When 17-year-old Amanda Graham was briefly awakened from a medically induced coma the day after a car crash that nearly killed her, nursing staff at Victoria General Hospital looked for signs of improvement.
The high school student did everything she was asked. First, she squeezed the nurse’s hand, then her mother’s.
That moment was nothing short of a miracle for mother Angela Amos, who lost her first child to life-long health problems in 2006 when the daughter was 16.
Amos fought back tears and smiled at Amanda. She refused to cry in front of her, even though that soft grip was the first communication she’d had with her daughter since before the crash early Saturday.
When police and firefighters found her just after midnight, Graham was trapped in the passenger seat of an upside-down car with her head submerged in swampy water at the bottom of a gully along Burnside Road West.
“If these people hadn’t got to Amanda in time, had the hospital staff not done such an amazing job, I would have lost both my kids,” Amos said. “This is an absolute miracle.”
Doctors have told the Graham family that Amanda cracked two ribs and chipped her pelvis in the crash. She suffered a collapsed lung, but a brain scan shows nothing out of the ordinary so far.
“It’s always in the back of our minds that there may be a brain injury of some kind, but all we want right now is to get her back to us,” Amos said.
She and Amanda’s dad, Jamie Amos, each got a call about their daughter around 1 a.m. Jamie Amos doesn’t remember the drive to Victoria General Hospital.
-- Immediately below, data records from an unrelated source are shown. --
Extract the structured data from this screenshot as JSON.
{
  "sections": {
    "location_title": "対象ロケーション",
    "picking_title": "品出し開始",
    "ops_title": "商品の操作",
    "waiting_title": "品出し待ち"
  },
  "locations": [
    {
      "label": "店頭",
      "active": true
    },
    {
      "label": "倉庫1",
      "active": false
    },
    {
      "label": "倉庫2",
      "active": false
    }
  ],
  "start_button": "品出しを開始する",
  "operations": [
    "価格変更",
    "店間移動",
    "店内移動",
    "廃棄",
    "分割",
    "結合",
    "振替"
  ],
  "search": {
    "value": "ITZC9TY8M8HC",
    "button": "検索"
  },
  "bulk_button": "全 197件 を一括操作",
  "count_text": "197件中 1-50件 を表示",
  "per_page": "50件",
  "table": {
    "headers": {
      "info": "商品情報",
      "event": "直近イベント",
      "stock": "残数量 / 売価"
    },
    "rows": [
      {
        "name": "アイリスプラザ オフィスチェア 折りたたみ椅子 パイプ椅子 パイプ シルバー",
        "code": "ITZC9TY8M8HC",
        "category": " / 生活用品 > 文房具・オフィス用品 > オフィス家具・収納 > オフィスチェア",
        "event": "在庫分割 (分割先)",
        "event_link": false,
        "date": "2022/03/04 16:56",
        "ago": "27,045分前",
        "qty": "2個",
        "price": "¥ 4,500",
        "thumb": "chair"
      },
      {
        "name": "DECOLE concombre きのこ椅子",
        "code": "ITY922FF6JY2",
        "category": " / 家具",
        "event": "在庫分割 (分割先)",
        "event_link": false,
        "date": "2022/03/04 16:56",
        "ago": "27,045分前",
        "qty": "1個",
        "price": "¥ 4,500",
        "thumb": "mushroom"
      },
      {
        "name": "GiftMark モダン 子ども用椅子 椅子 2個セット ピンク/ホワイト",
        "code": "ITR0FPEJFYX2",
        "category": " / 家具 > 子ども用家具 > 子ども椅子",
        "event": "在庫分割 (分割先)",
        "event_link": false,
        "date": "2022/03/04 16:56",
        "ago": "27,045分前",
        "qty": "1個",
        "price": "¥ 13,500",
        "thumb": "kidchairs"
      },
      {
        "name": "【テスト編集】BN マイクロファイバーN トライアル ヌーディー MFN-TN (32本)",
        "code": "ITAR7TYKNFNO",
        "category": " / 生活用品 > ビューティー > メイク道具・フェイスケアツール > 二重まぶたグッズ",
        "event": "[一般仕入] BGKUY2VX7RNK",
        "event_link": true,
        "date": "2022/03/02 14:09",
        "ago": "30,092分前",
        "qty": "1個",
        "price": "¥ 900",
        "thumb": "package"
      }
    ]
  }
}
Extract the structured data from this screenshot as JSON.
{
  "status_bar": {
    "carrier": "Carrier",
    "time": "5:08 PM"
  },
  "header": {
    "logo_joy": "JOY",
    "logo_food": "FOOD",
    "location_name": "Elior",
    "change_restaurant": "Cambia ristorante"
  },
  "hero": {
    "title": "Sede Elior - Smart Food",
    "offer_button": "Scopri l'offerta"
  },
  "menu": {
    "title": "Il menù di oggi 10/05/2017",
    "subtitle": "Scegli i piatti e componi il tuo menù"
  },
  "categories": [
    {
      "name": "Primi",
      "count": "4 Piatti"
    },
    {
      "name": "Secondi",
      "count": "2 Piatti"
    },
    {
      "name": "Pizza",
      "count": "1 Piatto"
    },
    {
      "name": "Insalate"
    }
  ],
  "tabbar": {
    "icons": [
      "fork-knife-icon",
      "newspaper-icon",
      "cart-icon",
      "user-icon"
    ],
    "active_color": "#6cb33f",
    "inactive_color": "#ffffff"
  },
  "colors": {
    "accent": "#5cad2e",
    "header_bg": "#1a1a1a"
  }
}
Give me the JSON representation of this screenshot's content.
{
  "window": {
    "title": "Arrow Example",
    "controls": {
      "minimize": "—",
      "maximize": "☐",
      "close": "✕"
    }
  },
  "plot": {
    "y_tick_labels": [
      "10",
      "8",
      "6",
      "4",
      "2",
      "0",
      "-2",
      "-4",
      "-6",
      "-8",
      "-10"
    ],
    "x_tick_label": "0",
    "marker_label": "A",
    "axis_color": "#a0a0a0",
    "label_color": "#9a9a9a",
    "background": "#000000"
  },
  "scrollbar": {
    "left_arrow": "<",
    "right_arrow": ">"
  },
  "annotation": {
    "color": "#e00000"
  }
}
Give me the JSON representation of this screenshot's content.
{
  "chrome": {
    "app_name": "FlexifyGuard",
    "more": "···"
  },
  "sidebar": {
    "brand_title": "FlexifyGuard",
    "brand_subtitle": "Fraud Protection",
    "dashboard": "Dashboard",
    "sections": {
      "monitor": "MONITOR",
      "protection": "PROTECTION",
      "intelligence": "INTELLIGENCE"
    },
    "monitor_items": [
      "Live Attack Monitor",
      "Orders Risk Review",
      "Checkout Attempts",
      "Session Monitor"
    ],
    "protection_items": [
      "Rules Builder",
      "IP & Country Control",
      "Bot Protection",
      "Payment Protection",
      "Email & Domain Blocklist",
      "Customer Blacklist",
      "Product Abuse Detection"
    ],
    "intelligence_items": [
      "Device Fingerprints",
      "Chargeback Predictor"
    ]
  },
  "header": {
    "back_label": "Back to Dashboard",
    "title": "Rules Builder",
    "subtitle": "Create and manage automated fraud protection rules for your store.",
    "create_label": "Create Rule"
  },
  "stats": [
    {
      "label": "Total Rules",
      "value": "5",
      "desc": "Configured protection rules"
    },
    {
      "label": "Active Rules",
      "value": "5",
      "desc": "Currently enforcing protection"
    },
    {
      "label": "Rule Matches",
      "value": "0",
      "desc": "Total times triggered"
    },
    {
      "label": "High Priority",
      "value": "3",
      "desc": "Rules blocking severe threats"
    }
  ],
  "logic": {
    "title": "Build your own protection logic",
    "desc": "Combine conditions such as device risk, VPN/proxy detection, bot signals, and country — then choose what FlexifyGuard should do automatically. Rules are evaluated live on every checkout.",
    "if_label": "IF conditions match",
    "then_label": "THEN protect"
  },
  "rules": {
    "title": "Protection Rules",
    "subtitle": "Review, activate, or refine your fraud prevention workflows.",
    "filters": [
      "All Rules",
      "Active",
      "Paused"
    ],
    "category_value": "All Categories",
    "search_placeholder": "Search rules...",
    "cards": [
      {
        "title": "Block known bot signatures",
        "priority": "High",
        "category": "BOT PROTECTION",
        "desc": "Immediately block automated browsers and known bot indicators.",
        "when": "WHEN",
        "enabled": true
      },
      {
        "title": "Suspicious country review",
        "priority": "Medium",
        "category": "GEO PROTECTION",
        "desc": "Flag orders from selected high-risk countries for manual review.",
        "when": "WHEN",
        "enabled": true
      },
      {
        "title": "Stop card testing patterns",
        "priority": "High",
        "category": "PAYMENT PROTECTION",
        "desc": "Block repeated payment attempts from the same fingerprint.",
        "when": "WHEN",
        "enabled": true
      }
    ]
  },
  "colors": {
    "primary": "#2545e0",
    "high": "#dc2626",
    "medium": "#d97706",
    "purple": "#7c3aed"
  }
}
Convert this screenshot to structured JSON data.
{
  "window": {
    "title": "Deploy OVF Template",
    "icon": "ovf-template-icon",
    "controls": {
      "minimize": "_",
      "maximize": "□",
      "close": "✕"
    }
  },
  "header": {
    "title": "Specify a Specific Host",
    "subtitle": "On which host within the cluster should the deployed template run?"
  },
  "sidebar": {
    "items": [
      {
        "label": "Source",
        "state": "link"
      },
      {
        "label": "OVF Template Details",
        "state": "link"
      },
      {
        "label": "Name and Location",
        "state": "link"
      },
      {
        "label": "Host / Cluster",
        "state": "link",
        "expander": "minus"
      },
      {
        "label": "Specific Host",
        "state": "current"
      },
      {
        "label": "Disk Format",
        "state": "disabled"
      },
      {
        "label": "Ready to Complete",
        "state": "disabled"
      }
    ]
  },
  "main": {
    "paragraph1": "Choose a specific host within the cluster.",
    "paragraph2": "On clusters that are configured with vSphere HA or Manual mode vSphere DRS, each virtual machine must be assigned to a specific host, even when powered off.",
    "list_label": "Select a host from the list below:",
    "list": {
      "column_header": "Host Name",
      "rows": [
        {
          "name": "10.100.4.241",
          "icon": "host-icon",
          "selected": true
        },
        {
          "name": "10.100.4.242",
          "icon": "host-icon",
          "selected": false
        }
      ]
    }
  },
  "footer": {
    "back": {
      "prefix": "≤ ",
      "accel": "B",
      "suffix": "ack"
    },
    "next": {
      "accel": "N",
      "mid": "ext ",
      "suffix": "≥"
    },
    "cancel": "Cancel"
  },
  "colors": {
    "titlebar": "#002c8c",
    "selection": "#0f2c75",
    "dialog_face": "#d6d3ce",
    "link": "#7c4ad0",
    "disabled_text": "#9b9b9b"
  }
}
He remembers walking into a room and watching four or five nurses and a doctor surrounding his unconscious daughter, who was hooked up to several machines.
“I saw her and left the room — it’s all a blur,” said Jamie, who heard that before the crash, his daughter was picked up by a friend in a car after getting off work at the McDonald’s restaurant in View Royal.
Both Jamie and Angela have been staying at Jeneece Place adjacent to the hospital so they can be close to their daughter. At least one parent is always by her side in the intensive care unit, while the other tries to get rest.
“I don’t even want to drive right now. My mind’s just not there,” Jamie said.
Crowds of Amanda’s visitors have filled up hospital hallways, waiting rooms and a prayer room almost daily, including family members, friends, teachers and counsellors from Spectrum Community School.
The family is optimistic about the teen’s condition. Doctors say they will try to pull her out of the coma, possibly as early as today.